Sie gelten als die größten terrestrischen Kohlenstoffspeicher der Erde: In Moorgebieten wird die durch Pflanzen gebildete Biomasse kaum zersetzt, sondern in Form von Torf abgelagert. Dadurch wird der aus der Atmosphäre entnommene Kohlenstoff langfristig gebunden. Doch das gilt nur, solange der Torf mit Wasser bedeckt, und dadurch sauerstoffarm ist. Fällt er trocken, beginnen dagegen Mikroorganismen mit der Zersetzung der organischen Substanz und setzten dabei das Treibhausgas Kohlendioxid in die Atmosphäre frei.
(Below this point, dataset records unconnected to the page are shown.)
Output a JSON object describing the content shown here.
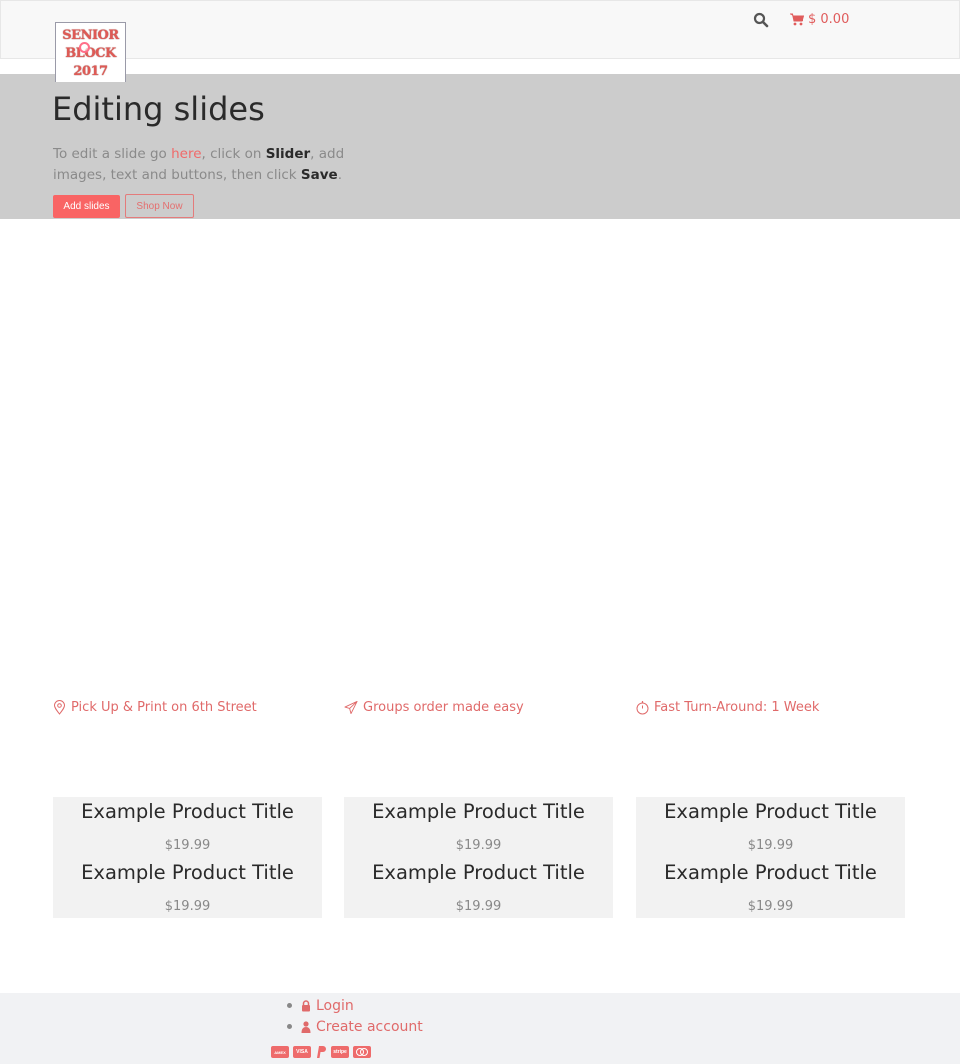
{
  "header": {
    "logo": {
      "lines": [
        "SENIOR",
        "BLOCK",
        "2017"
      ]
    },
    "search_icon": "search-icon",
    "cart": {
      "icon": "shopping-cart-icon",
      "total": "$ 0.00"
    }
  },
  "slider": {
    "title": "Editing slides",
    "desc": {
      "part1": "To edit a slide go ",
      "link": "here",
      "part2": ", click on ",
      "bold1": "Slider",
      "part3": ", add images, text and buttons, then click ",
      "bold2": "Save",
      "part4": "."
    },
    "buttons": {
      "add": "Add slides",
      "shop": "Shop Now"
    }
  },
  "features": [
    {
      "icon": "map-pin-icon",
      "label": "Pick Up & Print on 6th Street"
    },
    {
      "icon": "paper-plane-icon",
      "label": "Groups order made easy"
    },
    {
      "icon": "stopwatch-icon",
      "label": "Fast Turn-Around: 1 Week"
    }
  ],
  "products": [
    [
      {
        "title": "Example Product Title",
        "price": "$19.99"
      },
      {
        "title": "Example Product Title",
        "price": "$19.99"
      }
    ],
    [
      {
        "title": "Example Product Title",
        "price": "$19.99"
      },
      {
        "title": "Example Product Title",
        "price": "$19.99"
      }
    ],
    [
      {
        "title": "Example Product Title",
        "price": "$19.99"
      },
      {
        "title": "Example Product Title",
        "price": "$19.99"
      }
    ]
  ],
  "footer": {
    "links": [
      {
        "icon": "lock-icon",
        "label": "Login"
      },
      {
        "icon": "user-icon",
        "label": "Create account"
      }
    ],
    "payments": [
      {
        "name": "american-express-icon",
        "label": "AMEX"
      },
      {
        "name": "visa-icon",
        "label": "VISA"
      },
      {
        "name": "paypal-icon",
        "label": "P"
      },
      {
        "name": "stripe-icon",
        "label": "stripe"
      },
      {
        "name": "mastercard-icon",
        "label": ""
      }
    ]
  },
  "colors": {
    "accent": "#f96464",
    "link": "#e06a6a",
    "slider_bg": "#cccccc",
    "header_bg": "#f8f8f8",
    "product_bg": "#f2f2f2",
    "footer_bg": "#f1f2f4"
  }
}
Dem Schutz der Moore und ihrer Erforschung wird deshalb eine große Bedeutung im Rahmen der Klimaschutzbemühungen zugesprochen.
Ein internationales Forscherteam richtet in diesem Zusammenhang nun den Blick auf das Kongobecken – eines der größten Flusssysteme der Erde. In weiten Teilen ist es von tropischen Wäldern geprägt, doch im zentralen Becken, der sogenannten Cuvette, herrschen Sumpfwälder vor. Durch die Analyse von Satellitenaufnahmen wurde in früheren Untersuchungen deutlich, dass sich dort der größte tropische Torflandkomplex der Welt befindet. Er erstreckt sich über 167.600 Quadratkilometer, das entspricht mehr als der vierfachen Fläche Baden-Württembergs. Schätzungen zufolge könnten dort rund 30 Milliarden Tonnen Kohlenstoff lagern – etwa 28 Prozent des tropischen Torf-Kohlenstoffbestands der Erde.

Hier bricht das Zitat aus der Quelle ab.